“Cursive handwriting will no longer be taught in schools because it’s a big, old waste of time.” So reads the title of a 2013 article on E! Online by John Boone. In it he argues that typing on a computer is a skill of more importance than knowing how to write cursive. He quotes Morgan Polikoff, assistant professor of K-12 policy and leadership for the University of Southern California: “It’s much more likely that keyboarding will help students succeed in careers and in school than it is that cursive will.” Boone continues to argue that spelling should be taught in more depth rather than cursive, which is reasonable. But according to Boone, cursive writing should be abandoned completely.
However, Linden Bateman, former State Representative for Idaho, argues in favor of teaching cursive, explaining how “more areas of the human brain are engaged when children use cursive handwriting than when they use the keyboard.” Boone, however, goes against this point, simply stating, “there are plenty of other ways that kids can develop hand-eye coordination that doesn’t involve spending a year of their prime development time learning a new alphabet.”

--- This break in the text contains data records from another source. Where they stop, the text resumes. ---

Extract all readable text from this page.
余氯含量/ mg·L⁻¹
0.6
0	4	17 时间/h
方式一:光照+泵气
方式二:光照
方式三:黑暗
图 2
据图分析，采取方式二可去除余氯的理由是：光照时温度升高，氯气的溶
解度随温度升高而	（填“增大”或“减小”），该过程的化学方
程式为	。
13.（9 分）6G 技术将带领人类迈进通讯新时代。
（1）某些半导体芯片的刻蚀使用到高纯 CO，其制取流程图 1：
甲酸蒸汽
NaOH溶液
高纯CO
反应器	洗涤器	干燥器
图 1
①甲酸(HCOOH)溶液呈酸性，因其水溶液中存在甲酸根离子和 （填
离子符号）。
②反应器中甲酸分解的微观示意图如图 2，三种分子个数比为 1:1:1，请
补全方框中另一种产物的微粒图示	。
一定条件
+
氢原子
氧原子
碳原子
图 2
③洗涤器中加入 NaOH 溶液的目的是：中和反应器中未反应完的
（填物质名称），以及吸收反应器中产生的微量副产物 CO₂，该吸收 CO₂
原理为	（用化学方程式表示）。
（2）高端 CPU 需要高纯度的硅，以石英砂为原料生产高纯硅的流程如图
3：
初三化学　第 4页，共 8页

Although this could certainly be a valid point, according to Suzanne Baruch Anderson, an occupational therapist for the Beverly Hills Unified School District in California, “learning to write in cursive is shown to improve brain development in the areas of thinking, language and working memory.” The argument for teaching cursive handwriting remains a heated debate even four years after Boone’s article was first published. Although both sides have reasonable points, cursive handwriting should still be taught in schools. It is not a “big, old waste of time.”
Anderson, Suzanne Baruch. “The Benefits of Cursive Go Beyond Writing.” The New York Times. 30 April 2013. Web. 24 Nov. 2017.
Boone, John. “Cursive Handwriting Will No Longer Be Taught in Schools Because It’s a Big, Old Waste of Time.” E! Online. 15 Nov. 2013. Web. 24 Nov. 2017.
Smyth, Julie Carrr. “Should students learn cursive? Some states say yes.” Yahoo. 14 Nov. 2013. Web. 24 Nov. 2017.